Marion County, Fla., commissioners are now considering their response to an Americans United for the Separation of Church and State complaint that their prayers opening commission meetings are tooChristian.
According to a report in the Star-Banner of Ocala, Fla., Americans United said it was acting on a complaint from an unidentified source and that it had reviewed video from eight regular commission sessions since the beginning of the year. They claimed that on five occasions the name of Jesus Christ was specifically mentioned during the opening prayer. It was the mentioning of the name of Jesus Christ to which the legal group was protesting.
The group’s lawyer, Ian Smith, requested that the board of commissioners bring its “prayer practice” into compliance by using a “nonsectarian” invocation or by abandoning the practice of prayer altogether.
According to the Star-Banner, Smith suggested that the board switch to a more inclusive moment of silence, make the prayers nonsectarian or invite members of the community and “prayer-givers” from varying faiths to present the invocations.
“The Commission’s prayer practice,” Smith said, “unconstitutionally affiliates the county with Christianity.”
But Pastor Carl Gallups, author of the Amazon No. 1 Bestseller “The Magic Man in the Sky: Effectively Defending the Christian Faith,” says the United States is affiliated with Christianity, a fact he says even Americans United could embrace if they understood its significance.
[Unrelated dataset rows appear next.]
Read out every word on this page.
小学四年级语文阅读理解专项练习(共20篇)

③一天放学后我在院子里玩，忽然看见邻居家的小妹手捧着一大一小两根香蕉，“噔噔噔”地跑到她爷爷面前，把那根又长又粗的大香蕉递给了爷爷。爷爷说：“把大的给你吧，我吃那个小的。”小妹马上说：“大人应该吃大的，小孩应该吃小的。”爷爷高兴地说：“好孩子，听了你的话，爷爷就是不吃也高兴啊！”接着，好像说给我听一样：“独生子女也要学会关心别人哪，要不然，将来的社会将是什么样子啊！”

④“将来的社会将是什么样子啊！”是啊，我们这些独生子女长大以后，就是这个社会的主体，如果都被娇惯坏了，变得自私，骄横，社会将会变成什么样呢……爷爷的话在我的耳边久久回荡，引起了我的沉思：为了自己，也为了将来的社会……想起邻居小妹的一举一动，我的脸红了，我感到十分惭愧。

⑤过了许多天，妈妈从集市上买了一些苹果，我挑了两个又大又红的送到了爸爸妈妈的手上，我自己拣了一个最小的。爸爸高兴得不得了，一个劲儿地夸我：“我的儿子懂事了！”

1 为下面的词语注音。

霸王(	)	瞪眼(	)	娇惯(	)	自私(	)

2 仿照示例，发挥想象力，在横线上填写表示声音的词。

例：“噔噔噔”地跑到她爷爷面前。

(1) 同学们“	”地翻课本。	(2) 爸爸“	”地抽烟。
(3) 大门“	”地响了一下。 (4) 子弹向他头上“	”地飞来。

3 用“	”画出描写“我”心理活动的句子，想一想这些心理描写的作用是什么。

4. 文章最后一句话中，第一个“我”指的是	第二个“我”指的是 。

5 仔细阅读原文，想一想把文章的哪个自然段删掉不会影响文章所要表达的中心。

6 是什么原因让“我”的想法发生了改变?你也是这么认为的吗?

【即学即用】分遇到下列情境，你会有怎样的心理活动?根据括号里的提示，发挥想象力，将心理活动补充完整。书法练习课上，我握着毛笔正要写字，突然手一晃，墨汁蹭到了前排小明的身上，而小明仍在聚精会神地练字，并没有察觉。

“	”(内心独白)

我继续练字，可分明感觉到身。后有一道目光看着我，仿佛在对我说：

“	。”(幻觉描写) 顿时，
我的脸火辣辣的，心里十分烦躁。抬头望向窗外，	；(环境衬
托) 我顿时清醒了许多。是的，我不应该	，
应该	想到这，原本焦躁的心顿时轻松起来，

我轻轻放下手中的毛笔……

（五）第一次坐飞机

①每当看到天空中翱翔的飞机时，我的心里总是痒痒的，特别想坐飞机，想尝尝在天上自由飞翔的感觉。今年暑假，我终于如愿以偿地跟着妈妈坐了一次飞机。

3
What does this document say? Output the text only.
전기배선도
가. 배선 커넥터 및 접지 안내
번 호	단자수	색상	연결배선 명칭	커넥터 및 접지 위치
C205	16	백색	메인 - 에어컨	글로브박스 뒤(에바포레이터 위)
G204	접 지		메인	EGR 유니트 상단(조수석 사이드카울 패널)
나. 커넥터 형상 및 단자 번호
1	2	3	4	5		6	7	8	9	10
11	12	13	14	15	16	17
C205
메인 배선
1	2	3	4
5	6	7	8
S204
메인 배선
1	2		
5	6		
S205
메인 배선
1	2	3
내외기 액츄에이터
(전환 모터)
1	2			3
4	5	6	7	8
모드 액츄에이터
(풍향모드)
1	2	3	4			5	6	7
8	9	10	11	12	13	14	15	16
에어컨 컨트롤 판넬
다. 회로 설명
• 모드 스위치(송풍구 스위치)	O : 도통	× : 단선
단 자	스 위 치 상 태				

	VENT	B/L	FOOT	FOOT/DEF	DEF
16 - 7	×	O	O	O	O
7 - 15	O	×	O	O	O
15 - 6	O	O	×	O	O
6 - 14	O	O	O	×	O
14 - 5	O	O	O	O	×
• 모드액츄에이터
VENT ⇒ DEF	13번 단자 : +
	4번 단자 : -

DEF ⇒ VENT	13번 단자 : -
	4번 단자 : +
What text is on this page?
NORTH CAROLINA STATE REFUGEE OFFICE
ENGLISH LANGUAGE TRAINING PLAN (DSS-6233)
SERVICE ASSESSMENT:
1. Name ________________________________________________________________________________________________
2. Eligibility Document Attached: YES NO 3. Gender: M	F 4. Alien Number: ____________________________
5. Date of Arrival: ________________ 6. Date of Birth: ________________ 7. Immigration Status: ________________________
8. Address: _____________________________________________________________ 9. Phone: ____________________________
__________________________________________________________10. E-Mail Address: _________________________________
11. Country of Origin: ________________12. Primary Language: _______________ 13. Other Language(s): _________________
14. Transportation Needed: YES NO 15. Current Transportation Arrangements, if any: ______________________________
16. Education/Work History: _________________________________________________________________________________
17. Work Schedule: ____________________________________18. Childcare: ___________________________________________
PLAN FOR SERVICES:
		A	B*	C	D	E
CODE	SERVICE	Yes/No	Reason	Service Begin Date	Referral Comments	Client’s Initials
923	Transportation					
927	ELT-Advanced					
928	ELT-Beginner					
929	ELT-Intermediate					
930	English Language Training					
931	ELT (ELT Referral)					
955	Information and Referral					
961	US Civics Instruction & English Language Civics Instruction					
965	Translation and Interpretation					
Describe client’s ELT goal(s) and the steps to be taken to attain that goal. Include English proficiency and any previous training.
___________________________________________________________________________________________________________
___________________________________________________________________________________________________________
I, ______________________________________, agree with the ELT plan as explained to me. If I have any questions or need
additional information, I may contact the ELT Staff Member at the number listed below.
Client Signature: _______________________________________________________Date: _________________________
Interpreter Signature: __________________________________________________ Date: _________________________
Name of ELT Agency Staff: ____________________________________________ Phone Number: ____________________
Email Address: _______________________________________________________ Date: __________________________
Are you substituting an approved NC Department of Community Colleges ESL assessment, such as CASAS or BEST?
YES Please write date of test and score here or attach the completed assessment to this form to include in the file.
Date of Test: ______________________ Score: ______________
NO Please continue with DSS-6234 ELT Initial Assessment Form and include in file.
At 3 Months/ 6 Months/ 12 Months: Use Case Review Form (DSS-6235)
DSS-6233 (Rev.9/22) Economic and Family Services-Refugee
“Here is a classic example of the collision of two worldviews,” Gallups told WND. “I have an entire chapter in my book devoted to this phenomenon. The chapter is titled, ‘When Two Worlds Collide.’ The collision is the clash between the completely unique and distinctive message of the Christian faith with the secular worldview that there is no God. Or, conversely, it is a clash with the universalism message that ‘all religious views hold equal value and consideration.’”
“When was the last time that you heard of a lawsuit in America dealing with a public prayer that was ‘too Muslim’ or ‘too Hindu’ or ‘too secular in nature?’” asked Gallups.
Gallups continued, “There is such an emphasis on political correctness in our culture that I am afraid we have gone mad in our assessment of what is reality. The truth is that our nation has its definitive and indisputable roots in the Judeo-Christian heritage. We were not founded upon the principles of atheism, or Islam, Buddhism, Hinduism or secularism. We were founded as a constitutional republic with a distinctly Christian underpinning.
“From the earliest history of our nation,” Gallups continued, “our Founding Fathers opened meetings, conventions and Congress with distinctly Christian prayers. Often what made these prayers distinctly Christian was that they were made in the name of Jesus Christ. The Constitution itself ends with the words ‘In The Year of our Lord.’ Those words, in that period of time, in the early United States of America, were indisputably referring to ‘Our Lord Jesus Christ.’ Every one of the signers of the Constitution penned their names under that declaration.”